Un symbole pour des millions de Russes
Dans une interview avec DW, Nadejdin a qualifié la mort de Navalny de tragédie et a souligné que son nom est toujours “symbolique” pour des millions de Russes : “Regardez la file d’attente ici pour lui dire au revoir”. Nadejdin a déclaré avoir connu Alexeï Navalny au début de sa carrière politique, lorsqu’il était responsable de la campagne publicitaire du parti Union des forces de droite dans les années 2000 et qu’il appartenait lui-même au parti libéral Iabloko.
Néanmoins, ni le fondateur de “Yabloko”, Grigori Yavlinski, ni l’actuel chef du parti Nikolaï Rybakov ne sont venus aux funérailles de leur ancien collègue du parti – même si “Yabloko” avait auparavant imputé la mort de Navalny au gouvernement russe actuel.
Seul Andreï Morev, vice-président de la branche moscovite de Yabloko, s’est rendu au cimetière. Sur le chemin du retour, il a été arrêté par la police, puis relâché au motif qu’il ressemblait à un criminel recherché.

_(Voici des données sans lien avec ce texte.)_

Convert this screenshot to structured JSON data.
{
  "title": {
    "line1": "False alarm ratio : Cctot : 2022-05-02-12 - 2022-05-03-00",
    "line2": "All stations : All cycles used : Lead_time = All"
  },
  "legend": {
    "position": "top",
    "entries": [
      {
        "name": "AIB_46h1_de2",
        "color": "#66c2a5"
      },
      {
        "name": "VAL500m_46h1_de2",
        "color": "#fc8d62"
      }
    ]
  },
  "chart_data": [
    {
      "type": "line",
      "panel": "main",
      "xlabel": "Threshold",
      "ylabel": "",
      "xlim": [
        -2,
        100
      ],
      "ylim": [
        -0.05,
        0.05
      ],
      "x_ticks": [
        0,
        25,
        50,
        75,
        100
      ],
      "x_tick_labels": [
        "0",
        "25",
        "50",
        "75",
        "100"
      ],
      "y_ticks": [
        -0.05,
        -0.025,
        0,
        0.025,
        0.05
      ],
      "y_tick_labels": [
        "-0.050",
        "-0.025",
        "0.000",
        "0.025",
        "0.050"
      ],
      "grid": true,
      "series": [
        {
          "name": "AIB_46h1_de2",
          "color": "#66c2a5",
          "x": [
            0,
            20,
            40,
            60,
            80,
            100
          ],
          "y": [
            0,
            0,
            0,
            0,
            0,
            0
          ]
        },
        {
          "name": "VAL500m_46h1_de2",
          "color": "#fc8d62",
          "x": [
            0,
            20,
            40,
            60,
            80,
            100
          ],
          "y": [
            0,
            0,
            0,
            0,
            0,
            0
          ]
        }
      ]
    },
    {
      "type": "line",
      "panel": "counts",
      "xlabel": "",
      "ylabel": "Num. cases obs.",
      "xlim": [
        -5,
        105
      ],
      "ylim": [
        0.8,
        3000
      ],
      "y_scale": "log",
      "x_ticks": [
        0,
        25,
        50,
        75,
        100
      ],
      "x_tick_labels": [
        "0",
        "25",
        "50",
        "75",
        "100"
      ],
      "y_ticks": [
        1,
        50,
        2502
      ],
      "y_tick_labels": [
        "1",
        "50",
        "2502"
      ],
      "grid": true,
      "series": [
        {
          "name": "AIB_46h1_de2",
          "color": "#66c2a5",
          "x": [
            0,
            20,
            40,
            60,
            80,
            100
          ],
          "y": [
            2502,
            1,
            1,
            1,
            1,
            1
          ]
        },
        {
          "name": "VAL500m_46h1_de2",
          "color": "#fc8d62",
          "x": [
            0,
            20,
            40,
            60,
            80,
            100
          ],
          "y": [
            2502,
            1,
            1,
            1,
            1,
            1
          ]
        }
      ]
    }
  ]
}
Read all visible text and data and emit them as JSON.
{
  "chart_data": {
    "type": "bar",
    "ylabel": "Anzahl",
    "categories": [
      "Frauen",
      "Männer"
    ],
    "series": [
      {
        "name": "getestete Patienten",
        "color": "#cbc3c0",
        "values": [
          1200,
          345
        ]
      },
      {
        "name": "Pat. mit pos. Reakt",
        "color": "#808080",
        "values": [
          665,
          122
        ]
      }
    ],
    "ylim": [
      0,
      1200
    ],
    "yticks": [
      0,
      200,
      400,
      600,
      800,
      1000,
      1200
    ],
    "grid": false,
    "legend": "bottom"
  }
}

Les défenseurs des droits de l’homme n’excluent pas la possibilité d’une répression « silencieuse » ultérieure : l’identité des personnes en deuil peut être déterminée à l’aide d’un système de reconnaissance faciale installé spécialement pour les funérailles. Ce fut le cas le 27 février, par exemple, lorsque la police a rendu visite et arrêté chez eux trois participants à un événement commémoratif de Navalny. Selon l’association de défense des droits de l’homme « OVD-Info », 454 personnes ont ensuite été arrêtées en 2021 grâce à des caméras de surveillance extérieures, dont 363 étaient liées aux actions de soutien à Alexeï Navalny.